Train model using the gaussian NB model 

File Paths:  
- training data: data/sonar_train.data
- validation data: data/sonar_valid.data
- test data: data/sonar_test.data

In [4]:
import numpy as np

#read file and store data to X and Y 
def read_data(filename): 
    file = open(filename, 'r', encoding='utf-8-sig')
    dataset = []
    for line in file:
        data = line.split(',')
        x_data = [float(x) for x in data[:-1]] 
        y_data = int(data[len(data)-1])
        dataset.append((x_data, y_data))

    X = np.array([x for x, y in dataset])
    Y = np.array([y for x, y in dataset])

    return X, Y

#compute mean for each feature
def compute_mean(partition_set): 
    means = np.mean(partition_set, axis=0)
    return means

#compute sd for each feature
def compute_sd(partition_set): 
    standard_devs = np.std(partition_set, axis=0)
    return standard_devs

#calculate mean and sd for each features in each class
def train(X, Y): 
    num_data, num_feature = X.shape
    classes, class_count = np.unique(Y, return_counts=True)
    prob_classes = []
    mean_matrix = []   #row = classes, col = features
    sd_matrix = []

    #get probabilty of each y in the data
    for count in class_count: 
       prob = count / num_data
       prob_classes.append(prob)

    for y in classes: 
        #get subset of X where label = y
        y_indices = np.where(Y == y)[0]
        partition_set = X[y_indices]

        mean_matrix.append(compute_mean(partition_set))
        sd_matrix.append(compute_sd(partition_set))
    
    return classes, np.array(prob_classes), np.array(mean_matrix), np.array(sd_matrix)

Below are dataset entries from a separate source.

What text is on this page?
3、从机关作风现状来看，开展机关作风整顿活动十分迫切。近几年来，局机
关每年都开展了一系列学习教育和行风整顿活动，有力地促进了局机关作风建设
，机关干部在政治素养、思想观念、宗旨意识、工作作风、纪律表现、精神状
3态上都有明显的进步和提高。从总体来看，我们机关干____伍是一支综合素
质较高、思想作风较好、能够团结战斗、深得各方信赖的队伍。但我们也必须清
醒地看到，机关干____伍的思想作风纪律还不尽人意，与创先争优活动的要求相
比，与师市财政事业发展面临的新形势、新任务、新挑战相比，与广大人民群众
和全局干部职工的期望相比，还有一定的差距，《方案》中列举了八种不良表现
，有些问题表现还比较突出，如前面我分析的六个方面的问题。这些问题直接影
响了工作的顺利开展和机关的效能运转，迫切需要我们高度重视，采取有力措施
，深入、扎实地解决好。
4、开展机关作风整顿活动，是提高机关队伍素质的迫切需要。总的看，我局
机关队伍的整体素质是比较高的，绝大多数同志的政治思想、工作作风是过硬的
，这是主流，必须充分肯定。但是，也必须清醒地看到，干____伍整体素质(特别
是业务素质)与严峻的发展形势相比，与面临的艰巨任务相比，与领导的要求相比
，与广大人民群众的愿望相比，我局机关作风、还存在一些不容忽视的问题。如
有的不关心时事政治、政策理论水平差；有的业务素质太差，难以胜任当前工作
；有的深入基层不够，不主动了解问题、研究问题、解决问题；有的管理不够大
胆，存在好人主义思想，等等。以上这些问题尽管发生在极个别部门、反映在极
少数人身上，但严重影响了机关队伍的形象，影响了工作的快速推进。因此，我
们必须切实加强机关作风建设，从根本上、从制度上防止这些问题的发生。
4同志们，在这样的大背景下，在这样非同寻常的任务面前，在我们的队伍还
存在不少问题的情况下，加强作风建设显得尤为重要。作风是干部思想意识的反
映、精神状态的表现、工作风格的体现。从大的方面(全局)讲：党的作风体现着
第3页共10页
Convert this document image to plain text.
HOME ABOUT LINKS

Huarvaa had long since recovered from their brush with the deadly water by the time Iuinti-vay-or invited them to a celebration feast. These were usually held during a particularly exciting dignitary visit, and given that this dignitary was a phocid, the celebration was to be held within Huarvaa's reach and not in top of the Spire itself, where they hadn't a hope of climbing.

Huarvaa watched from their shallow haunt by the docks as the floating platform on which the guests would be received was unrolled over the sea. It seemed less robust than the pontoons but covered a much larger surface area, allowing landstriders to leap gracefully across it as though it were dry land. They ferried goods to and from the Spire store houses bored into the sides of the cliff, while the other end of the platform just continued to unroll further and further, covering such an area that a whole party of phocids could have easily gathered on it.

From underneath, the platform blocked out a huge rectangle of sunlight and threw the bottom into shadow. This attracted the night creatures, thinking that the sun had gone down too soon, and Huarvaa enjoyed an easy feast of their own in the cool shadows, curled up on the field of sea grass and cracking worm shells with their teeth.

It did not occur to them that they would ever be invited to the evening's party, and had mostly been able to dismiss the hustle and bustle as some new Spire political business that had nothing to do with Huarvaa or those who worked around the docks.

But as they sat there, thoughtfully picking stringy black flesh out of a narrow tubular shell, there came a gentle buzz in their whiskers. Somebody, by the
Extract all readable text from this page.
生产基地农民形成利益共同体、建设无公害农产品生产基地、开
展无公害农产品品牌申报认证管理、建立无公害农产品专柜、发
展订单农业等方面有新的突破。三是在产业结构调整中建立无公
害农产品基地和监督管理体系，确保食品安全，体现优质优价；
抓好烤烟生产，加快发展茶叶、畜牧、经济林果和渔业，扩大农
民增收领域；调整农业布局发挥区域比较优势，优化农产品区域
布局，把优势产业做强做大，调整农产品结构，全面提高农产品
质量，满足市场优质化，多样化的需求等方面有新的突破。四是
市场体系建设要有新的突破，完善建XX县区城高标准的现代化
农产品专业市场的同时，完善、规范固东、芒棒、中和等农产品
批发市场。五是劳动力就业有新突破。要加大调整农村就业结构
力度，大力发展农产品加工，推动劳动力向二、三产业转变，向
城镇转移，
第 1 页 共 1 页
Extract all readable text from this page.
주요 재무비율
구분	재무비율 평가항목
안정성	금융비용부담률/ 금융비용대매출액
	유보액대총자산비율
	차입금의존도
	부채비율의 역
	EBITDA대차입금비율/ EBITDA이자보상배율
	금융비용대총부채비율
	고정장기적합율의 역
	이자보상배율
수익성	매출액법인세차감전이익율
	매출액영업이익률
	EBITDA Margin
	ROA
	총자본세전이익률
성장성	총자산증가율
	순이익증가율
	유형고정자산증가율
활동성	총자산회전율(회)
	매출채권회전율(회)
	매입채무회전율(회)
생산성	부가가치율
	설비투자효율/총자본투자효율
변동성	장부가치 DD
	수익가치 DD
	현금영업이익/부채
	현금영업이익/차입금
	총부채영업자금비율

#compute log likelihood p(fi|yi)
def compute_likelihood(x, mean, sd): 
    likelihood = (1 / (sd * np.sqrt(2*np.pi))) * np.exp((-(x-mean) ** 2) / (2 * (sd ** 2)))
    return likelihood


#predict y for new x
def prediction(x, classes, prob_classes, mean_matrix, sd_matrix): 
    best_y = classes[0]
    best_posterior = float('-inf')

    #compute posterior for each y and find the largest one
    for i in range(len(classes)): 
        #posterior = p(yi) * p(f1|yi) * p(f2|yi) * ...
        posterior = prob_classes[i]
        for f in range(mean_matrix.shape[1]): 
            posterior *= compute_likelihood(x[f], mean_matrix[i][f], sd_matrix[i][f])

        #compare posterior 
        if posterior > best_posterior: 
            best_posterior = posterior
            best_y = classes[i]

    return best_y

#training dataset
train_X, train_Y = read_data('data/sonar_train.data')
X, Y = read_data('data/sonar_test.data')

#train model 
classes, prob_classes, mean_matrix, sd_matrix = train(train_X, train_Y)

#prediction 
correct_predictions = 0
total_data = X.shape[0]
for x, y in zip(X, Y): 
    pred_y = prediction(x, classes, prob_classes, mean_matrix, sd_matrix)

    if pred_y == y: 
        correct_predictions += 1

#accuracy 
accuracy = (correct_predictions / total_data) * 100
print("accuracy:", accuracy, "%")

accuracy: 69.23076923076923 %